WASHINGTON • Tens of thousands of people were expected to march in Washington yesterday to denounce racism, protest against police brutality and commemorate the anniversary of the march in 1963 where civil rights leader Martin Luther King Jr made his "I have a dream" speech.
In his historic and often-repeated speech, Mr King envisioned a time when his children would "live in a nation where they will not be judged by the colour of their skin but by the content of their character".
Its 57th anniversary comes at the end of a summer of racial unrest and nationwide protests, sparked by the death of Mr George Floyd, an unarmed African American, after a Minneapolis police officer knelt on his neck for nearly nine minutes.
Earlier this week, protests seized Kenosha, Wisconsin, after police officers shot another African American man, Mr Jacob Blake, multiple times in front of his young children while his back was turned.
Mr Blake survived the shooting but has been paralysed, his lawyers told reporters earlier this week.
Yesterday's planned protest, called Commitment March: Get Your Knee Off Our Necks, was planned in the wake of Mr Floyd's death by civil rights activist Al Sharpton's National Action Network. Mr Ben Crump, the civil rights lawyer representing Mr Blake and Mr Floyd's family, will speak, as will Reverend Sharpton, Mr Floyd's family members, and Mr King's son Martin Luther King III, among others.
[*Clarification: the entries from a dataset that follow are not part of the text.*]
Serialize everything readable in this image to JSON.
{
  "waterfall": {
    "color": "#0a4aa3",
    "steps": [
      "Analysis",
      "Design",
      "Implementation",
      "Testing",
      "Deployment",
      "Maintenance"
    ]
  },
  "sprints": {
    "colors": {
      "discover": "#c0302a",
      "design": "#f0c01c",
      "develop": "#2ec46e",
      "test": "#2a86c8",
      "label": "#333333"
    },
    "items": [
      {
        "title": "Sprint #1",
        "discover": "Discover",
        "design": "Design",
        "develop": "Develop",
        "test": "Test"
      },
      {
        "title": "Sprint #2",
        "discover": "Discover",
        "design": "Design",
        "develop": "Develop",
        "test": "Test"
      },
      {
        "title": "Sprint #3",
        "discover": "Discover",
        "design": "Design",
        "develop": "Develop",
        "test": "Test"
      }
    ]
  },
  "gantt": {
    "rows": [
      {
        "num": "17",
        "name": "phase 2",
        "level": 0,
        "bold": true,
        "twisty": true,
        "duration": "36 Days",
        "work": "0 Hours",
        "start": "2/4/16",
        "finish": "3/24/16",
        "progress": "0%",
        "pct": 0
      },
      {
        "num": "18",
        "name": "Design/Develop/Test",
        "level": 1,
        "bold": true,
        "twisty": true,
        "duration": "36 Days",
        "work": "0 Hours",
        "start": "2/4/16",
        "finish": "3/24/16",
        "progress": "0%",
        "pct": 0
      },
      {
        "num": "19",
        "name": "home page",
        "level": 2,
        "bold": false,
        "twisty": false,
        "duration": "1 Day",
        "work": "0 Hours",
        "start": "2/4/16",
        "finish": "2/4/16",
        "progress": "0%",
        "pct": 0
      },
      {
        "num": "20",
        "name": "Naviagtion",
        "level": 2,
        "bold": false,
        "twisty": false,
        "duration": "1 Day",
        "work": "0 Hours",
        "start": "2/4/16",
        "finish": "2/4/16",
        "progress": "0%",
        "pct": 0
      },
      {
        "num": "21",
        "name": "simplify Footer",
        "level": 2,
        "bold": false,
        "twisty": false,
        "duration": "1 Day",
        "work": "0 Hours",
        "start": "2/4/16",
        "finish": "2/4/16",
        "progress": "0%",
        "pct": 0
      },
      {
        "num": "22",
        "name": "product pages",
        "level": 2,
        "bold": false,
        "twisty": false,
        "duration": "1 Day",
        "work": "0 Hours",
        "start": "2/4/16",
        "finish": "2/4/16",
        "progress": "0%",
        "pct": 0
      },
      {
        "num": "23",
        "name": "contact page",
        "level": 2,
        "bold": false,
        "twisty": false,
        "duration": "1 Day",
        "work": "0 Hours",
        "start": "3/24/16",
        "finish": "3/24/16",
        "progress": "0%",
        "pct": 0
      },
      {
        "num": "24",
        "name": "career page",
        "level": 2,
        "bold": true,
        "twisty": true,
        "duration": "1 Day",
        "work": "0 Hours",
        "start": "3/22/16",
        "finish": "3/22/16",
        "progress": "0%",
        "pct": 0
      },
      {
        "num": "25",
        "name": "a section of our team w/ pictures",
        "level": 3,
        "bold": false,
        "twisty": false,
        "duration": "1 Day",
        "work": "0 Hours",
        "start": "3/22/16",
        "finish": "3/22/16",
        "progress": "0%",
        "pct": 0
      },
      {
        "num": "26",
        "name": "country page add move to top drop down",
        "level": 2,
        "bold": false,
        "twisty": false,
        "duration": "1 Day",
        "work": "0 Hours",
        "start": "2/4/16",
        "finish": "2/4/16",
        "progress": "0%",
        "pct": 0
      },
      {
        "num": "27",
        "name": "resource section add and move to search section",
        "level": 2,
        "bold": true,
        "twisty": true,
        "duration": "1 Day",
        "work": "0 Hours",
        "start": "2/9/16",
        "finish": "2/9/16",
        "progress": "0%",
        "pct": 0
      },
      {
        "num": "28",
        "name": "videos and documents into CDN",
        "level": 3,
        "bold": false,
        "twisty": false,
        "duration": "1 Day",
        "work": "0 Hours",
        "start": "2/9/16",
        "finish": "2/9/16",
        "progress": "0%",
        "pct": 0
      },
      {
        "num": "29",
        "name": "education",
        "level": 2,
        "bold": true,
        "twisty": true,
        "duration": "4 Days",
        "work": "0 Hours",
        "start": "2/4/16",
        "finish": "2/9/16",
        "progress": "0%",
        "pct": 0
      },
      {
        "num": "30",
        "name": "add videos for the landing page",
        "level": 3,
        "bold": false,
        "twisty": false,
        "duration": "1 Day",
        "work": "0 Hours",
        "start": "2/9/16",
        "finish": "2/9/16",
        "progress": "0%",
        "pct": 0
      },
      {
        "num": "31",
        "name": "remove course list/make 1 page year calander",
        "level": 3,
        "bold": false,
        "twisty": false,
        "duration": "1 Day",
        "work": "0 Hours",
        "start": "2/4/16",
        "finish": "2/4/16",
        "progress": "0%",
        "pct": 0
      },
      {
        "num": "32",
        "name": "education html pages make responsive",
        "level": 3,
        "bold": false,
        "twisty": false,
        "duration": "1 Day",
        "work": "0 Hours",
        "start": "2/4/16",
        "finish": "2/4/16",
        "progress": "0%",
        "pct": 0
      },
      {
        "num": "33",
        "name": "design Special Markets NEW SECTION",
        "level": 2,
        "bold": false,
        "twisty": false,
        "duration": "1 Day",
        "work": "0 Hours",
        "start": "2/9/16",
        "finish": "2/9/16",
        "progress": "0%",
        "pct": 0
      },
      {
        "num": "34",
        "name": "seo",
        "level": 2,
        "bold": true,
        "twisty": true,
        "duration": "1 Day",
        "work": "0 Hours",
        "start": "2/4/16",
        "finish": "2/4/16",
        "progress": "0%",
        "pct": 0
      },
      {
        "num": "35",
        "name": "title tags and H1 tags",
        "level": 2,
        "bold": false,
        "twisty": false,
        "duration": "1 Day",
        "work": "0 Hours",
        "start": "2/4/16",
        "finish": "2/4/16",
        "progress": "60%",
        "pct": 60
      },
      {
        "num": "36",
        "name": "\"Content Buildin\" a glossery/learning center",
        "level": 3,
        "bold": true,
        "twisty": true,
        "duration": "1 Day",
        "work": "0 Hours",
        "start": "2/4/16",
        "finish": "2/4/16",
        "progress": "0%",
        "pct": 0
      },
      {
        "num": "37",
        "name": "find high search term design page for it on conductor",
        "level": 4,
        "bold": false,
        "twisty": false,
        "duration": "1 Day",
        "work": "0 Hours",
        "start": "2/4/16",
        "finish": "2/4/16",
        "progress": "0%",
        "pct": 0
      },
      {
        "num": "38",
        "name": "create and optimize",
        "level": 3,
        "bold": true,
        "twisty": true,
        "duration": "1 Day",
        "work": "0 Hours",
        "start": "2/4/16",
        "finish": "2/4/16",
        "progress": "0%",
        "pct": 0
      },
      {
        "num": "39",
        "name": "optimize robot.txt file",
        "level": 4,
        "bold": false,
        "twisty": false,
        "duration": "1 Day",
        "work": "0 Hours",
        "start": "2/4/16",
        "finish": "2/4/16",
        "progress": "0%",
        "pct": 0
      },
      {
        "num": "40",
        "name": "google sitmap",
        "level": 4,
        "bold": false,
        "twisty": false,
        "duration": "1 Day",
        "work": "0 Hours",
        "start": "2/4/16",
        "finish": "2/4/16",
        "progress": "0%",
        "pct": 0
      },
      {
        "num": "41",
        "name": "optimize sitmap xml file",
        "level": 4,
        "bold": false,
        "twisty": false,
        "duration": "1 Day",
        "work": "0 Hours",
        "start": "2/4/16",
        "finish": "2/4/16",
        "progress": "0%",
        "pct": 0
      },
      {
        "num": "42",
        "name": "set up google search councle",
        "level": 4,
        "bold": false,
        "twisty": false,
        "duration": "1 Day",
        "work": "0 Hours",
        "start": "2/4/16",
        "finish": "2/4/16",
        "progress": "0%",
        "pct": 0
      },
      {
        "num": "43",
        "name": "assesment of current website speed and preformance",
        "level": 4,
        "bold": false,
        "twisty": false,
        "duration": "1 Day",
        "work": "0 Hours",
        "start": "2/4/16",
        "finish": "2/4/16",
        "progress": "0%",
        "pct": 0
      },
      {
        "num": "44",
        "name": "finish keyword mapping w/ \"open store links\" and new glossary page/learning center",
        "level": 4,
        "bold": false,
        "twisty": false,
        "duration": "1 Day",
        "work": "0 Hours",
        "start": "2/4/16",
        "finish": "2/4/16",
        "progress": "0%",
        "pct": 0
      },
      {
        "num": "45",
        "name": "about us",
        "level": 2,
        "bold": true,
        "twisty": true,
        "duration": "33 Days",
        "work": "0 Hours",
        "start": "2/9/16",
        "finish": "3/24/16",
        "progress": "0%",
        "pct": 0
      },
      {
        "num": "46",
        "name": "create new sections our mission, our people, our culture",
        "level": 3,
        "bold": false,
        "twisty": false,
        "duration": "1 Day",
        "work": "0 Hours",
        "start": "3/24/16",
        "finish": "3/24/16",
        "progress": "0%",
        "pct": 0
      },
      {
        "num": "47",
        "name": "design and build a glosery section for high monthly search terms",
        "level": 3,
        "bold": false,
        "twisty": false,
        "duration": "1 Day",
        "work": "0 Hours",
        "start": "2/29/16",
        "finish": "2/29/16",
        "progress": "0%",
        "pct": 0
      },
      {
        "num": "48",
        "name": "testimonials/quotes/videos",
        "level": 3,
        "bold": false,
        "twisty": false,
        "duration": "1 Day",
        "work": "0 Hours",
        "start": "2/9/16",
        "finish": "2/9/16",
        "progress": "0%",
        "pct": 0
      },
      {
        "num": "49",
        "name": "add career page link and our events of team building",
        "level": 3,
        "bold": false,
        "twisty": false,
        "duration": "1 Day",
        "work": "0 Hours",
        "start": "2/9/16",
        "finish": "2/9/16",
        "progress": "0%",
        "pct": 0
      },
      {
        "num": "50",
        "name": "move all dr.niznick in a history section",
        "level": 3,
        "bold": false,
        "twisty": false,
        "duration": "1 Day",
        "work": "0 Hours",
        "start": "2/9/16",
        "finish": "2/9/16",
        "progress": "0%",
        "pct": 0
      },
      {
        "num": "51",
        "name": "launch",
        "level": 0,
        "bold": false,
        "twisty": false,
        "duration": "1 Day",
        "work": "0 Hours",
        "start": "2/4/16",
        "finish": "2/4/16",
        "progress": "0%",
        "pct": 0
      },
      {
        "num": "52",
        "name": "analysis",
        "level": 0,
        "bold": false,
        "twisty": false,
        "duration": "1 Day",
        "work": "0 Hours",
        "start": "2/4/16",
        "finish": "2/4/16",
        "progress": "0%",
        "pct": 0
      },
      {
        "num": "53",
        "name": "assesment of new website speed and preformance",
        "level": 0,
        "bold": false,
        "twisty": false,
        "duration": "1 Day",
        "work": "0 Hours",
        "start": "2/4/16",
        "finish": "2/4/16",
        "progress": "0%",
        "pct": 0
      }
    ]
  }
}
After speeches at the Lincoln Memorial, participants will walk to the Martin Luther King memorial about a kilometre away.
The march also comes as black people have suffered disproportionately from the coronavirus pandemic, which has killed about 180,000 Americans.
In addition to the live march, there will be a virtual commemoration featuring Reverend William Barber, a prominent civil rights activist and the co-chair of the Poor People's Campaign. It will also include civil rights activists, politicians, artists and entertainers.
Mr Kerrigan Williams, a founder of Freedom Fighters DC, said the group was organising its own march yesterday after the Washington march, to promote a more radical agenda that includes replacing police departments with other public safety systems.
Separately, a wing of the Movement for Black Lives, a network of black activists and organisations, had scheduled the Black National Convention for last night, following national conventions by the Democratic and Republican parties. It will feature about 100 black activists, said an organiser.